Encryption is the process of scrambling or enciphering data so that only those with the ability to decrypt it can read it. It is an essential component of a secure and trustworthy Internet. It contributes to the security of sensitive data.

Encryption is commonly used to safeguard data stored on computer systems as well as data transmitted over computer networks such as the Internet. Encryption is frequently used to increase security in financial transactions and private messaging communications. When we need to determine whether data has been tampered with (data integrity), increase people’s confidence that they are communicating with the people they think they are communicating with (authentication), and ensure that messages were sent and received, encryption is essential (non-repudiation).

**How Does Encryption Work?**

Modern encryption scrambles data sent over a network using a secret value or key known only to the recipient and the sender. The secret value of stored data is typically known only by the data owner. There are various types of encryption, and the best systems strike a balance between safety and efficiency.

End-to-end encryption is any type of encryption in which the message can only be read by the sender and the intended recipient. The encryption key is unknown to any third party, including the party providing the communication service. End-to-end encryption is the most secure type of encryption available.

Encryption works by converting “plaintext” into “ciphertext” using cryptographic mathematical models known as algorithms. To decode the data back to plaintext, a decryption key, a string of numbers or a password generated by an algorithm, is required. Secure encryption methods use so many cryptographic keys that an unauthorised person cannot guess which one is correct, nor can a computer easily calculate the correct string of characters by trying every possible combination (known as a brute force attack)..

The “Caesar cypher,” named after Roman emperor Julius Caesar because he used it in private correspondence, is an early example of a simple encryption. The method is a type of substitution cypher in which one letter is replaced by another letter a fixed number of positions down the alphabet. The recipient would need to know the key to the cypher, such as shifting down the alphabet four places and over to the left (a “left shift four”). As a result, each “E” becomes a “Y,” and so on.

Modern cryptography is far more sophisticated, employing strings of hundreds (or even thousands) of computer-generated characters as decryption keys.

The same key is used for encryption and decryption in symmetric encryption, also known as a shared key or private key algorithm. Symmetric key cyphers are less expensive to produce and require less computing power to encrypt and decrypt, resulting in less delay in decoding the data.

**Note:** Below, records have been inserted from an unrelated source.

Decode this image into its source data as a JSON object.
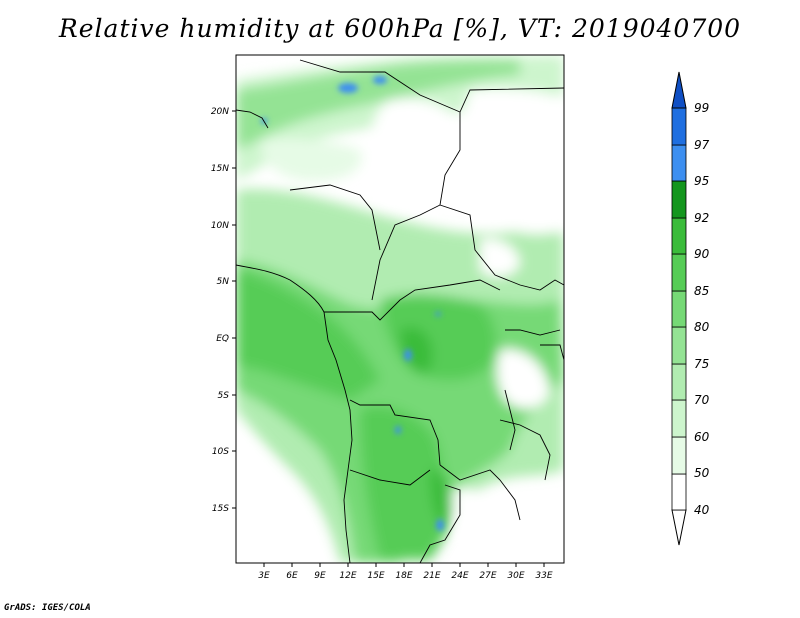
{
  "title": "Relative humidity at 600hPa [%], VT: 2019040700",
  "footer": "GrADS: IGES/COLA",
  "map": {
    "lon_labels": [
      "3E",
      "6E",
      "9E",
      "12E",
      "15E",
      "18E",
      "21E",
      "24E",
      "27E",
      "30E",
      "33E"
    ],
    "lat_labels": [
      "20N",
      "15N",
      "10N",
      "5N",
      "EQ",
      "5S",
      "10S",
      "15S"
    ]
  },
  "colorbar": {
    "levels": [
      "40",
      "50",
      "60",
      "70",
      "75",
      "80",
      "85",
      "90",
      "92",
      "95",
      "97",
      "99"
    ],
    "colors": [
      "#ffffff",
      "#e6fbe6",
      "#cdf5cd",
      "#b1ecb1",
      "#94e394",
      "#76d976",
      "#56cc56",
      "#3bbc3b",
      "#27aa27",
      "#14961e",
      "#3d8ff0",
      "#1f6fe0",
      "#0f4fc4"
    ]
  }
}
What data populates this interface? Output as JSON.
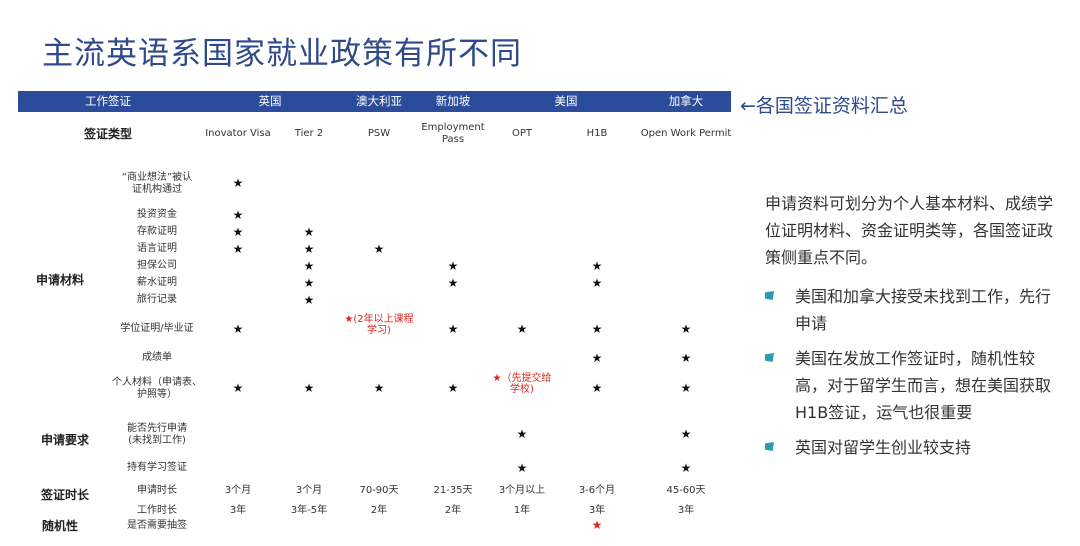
{
  "title": "主流英语系国家就业政策有所不同",
  "summary_label": "←各国签证资料汇总",
  "table": {
    "header": [
      "工作签证",
      "英国",
      "澳大利亚",
      "新加坡",
      "美国",
      "加拿大"
    ],
    "visa_type_label": "签证类型",
    "visa_types": [
      "Inovator Visa",
      "Tier 2",
      "PSW",
      "Employment\nPass",
      "OPT",
      "H1B",
      "Open Work Permit"
    ],
    "categories": [
      "申请材料",
      "申请要求",
      "签证时长",
      "随机性"
    ],
    "rows": [
      {
        "label": "“商业想法”被认\n证机构通过",
        "marks": [
          1,
          0,
          0,
          0,
          0,
          0,
          0
        ]
      },
      {
        "label": "投资资金",
        "marks": [
          1,
          0,
          0,
          0,
          0,
          0,
          0
        ]
      },
      {
        "label": "存款证明",
        "marks": [
          1,
          1,
          0,
          0,
          0,
          0,
          0
        ]
      },
      {
        "label": "语言证明",
        "marks": [
          1,
          1,
          1,
          0,
          0,
          0,
          0
        ]
      },
      {
        "label": "担保公司",
        "marks": [
          0,
          1,
          0,
          1,
          0,
          1,
          0
        ]
      },
      {
        "label": "薪水证明",
        "marks": [
          0,
          1,
          0,
          1,
          0,
          1,
          0
        ]
      },
      {
        "label": "旅行记录",
        "marks": [
          0,
          1,
          0,
          0,
          0,
          0,
          0
        ]
      },
      {
        "label": "学位证明/毕业证",
        "marks": [
          1,
          0,
          0,
          1,
          1,
          1,
          1
        ],
        "note_psw": "★(2年以上课程\n学习)"
      },
      {
        "label": "成绩单",
        "marks": [
          0,
          0,
          0,
          0,
          0,
          1,
          1
        ]
      },
      {
        "label": "个人材料（申请表、\n护照等）",
        "marks": [
          1,
          1,
          1,
          1,
          0,
          1,
          1
        ],
        "note_opt": "★（先提交给\n学校)"
      },
      {
        "label": "能否先行申请\n(未找到工作)",
        "marks": [
          0,
          0,
          0,
          0,
          1,
          0,
          1
        ]
      },
      {
        "label": "持有学习签证",
        "marks": [
          0,
          0,
          0,
          0,
          1,
          0,
          1
        ]
      }
    ],
    "duration_rows": [
      {
        "label": "申请时长",
        "values": [
          "3个月",
          "3个月",
          "70-90天",
          "21-35天",
          "3个月以上",
          "3-6个月",
          "45-60天"
        ]
      },
      {
        "label": "工作时长",
        "values": [
          "3年",
          "3年-5年",
          "2年",
          "2年",
          "1年",
          "3年",
          "3年"
        ]
      }
    ],
    "random_row": {
      "label": "是否需要抽签",
      "marks": [
        0,
        0,
        0,
        0,
        0,
        1,
        0
      ]
    },
    "star": "★"
  },
  "right": {
    "paragraph": "申请资料可划分为个人基本材料、成绩学位证明材料、资金证明类等，各国签证政策侧重点不同。",
    "bullets": [
      "美国和加拿大接受未找到工作，先行申请",
      "美国在发放工作签证时，随机性较高，对于留学生而言，想在美国获取H1B签证，运气也很重要",
      "英国对留学生创业较支持"
    ]
  },
  "colors": {
    "header_bg": "#2b4c9b",
    "title": "#2f4a8a",
    "accent_red": "#e0251b",
    "bullet": "#2a9bb0"
  }
}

The disadvantage is that if an unauthorised person obtains the key, they will be able to decrypt any messages or data exchanged between the parties. As a result, the transfer of the shared key must be encrypted with a different cryptographic key, resulting in a dependency cycle.

**Asymmetric encryption.** also known as public-key cryptography, encrypts and decrypts data using two distinct keys. One is a public key that all parties use for encryption. Anyone with the public key can then send an encrypted message, but only those with the private key can decrypt it.